The field will only grow as computers become an ever larger part of modern life, said Anthony Gentilucci, who seven years ago cofounded the New England chapter of the nonprofit High Technology Crime Investigation Association.
''Traditional crimes like bank robberies, thefts, and frauds are now being committed by computers,'' said Gentilucci, a Hewlett-Packard executive from Boston. ''And most of the evidence when the computer is used as a tool in a crime is on the computer or on the server.''
Some colleges and universities are responding to the trend.
At Boston University, nearly every computer course has added material on computer forensics, including courses on networking, software engineering, operating systems, and cryptography, said Azer Bestavros, chairman of the computer science department.
''There's a feeling that every student should be exposed to how to write safe codes that can't be penetrated by an adversary,'' Bestavros said. ''It's clearly becoming more important with computers becoming less of a luxury and more of a commodity.''
UMass-Lowell this year began offering a graduate certificate in ''Criminal Justice Infomatics,'' which uses technology to understand crime. The school also is allowing criminal justice majors to take a technology course to satisfy the foreign language requirement - so students can take crime mapping or data analysis instead of French, for example.
And a new course will be introduced next year, ''Overview of Computer Crime,'' said Eve Buzawa, chairwoman of the school's criminal justice department.
At Worcester Polytechnic Institute, officials in November created a graduate certificate program in information security to help defend against ''real-world information security attacks.''
At least one college is taking the trend even further. Champlain College in Burlington, Vt., last month created a new major, the Digital Forensics Technology program, that opens for the first time in the fall.
Nine students already have signed up, including Pierre-Antoine, 17, who now attends the John D. O'Bryant High School of Mathematics and Science in Roxbury.
Gary Kessler, a professor at the school and codirector of the new program, said the need for a separate major became clear after a new computer forensics course quickly filled in the fall and spring semesters.

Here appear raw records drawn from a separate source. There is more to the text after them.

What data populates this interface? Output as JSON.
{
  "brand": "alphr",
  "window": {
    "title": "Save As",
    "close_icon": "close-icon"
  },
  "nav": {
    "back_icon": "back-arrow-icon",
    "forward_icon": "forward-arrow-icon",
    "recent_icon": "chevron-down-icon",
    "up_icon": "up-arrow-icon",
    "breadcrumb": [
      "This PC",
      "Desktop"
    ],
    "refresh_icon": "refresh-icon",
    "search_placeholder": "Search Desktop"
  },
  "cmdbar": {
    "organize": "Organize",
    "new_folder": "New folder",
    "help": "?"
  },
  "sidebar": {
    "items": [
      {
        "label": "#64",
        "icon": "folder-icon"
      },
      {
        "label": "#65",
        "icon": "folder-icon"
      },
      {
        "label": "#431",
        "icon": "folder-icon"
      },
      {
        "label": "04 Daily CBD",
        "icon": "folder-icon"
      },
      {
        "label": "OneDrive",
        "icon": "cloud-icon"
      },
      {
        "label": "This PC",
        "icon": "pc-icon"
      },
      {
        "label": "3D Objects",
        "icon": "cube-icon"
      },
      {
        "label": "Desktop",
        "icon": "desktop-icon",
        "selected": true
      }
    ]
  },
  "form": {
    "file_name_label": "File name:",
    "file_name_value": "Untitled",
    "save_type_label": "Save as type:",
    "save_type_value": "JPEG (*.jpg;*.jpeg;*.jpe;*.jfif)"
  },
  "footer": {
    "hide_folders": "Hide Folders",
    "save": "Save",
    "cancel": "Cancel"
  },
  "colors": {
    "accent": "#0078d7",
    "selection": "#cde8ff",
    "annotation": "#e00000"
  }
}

Kessler, a consultant to local and state police in Vermont, said his work with law enforcement officials has made it clear there's a need for people trained in computer forensics.
''You name any type of crime and there's a very good probability that there's a computer involved,'' said Kessler.
For example, criminals use computer spreadsheets to keep track of profits or e-mail to communicate with accomplices, Kessler said. And drug traffickers use digital cameras to photograph themselves with stashes of drugs, while money launderers and other white-collar criminals use sophisticated programs to organize their business.
After committing to Champlain, Pierre-Antoine at first signed up to major in criminal justice. Then he switched to computer networking. Now, the new major will give him ''the best of both worlds.''
''Computer forensics is interesting,'' Pierre-Antoine said. ''It's a new technology. And the future is built on computers.''
He hopes to use the skills he will learn to also fight hate crimes, such as the 1998 murder of James Byrd Jr., a black man who was dragged behind a truck in Texas. ''I just want to have the feeling that I've made the world a better place,'' Pierre-Antoine said.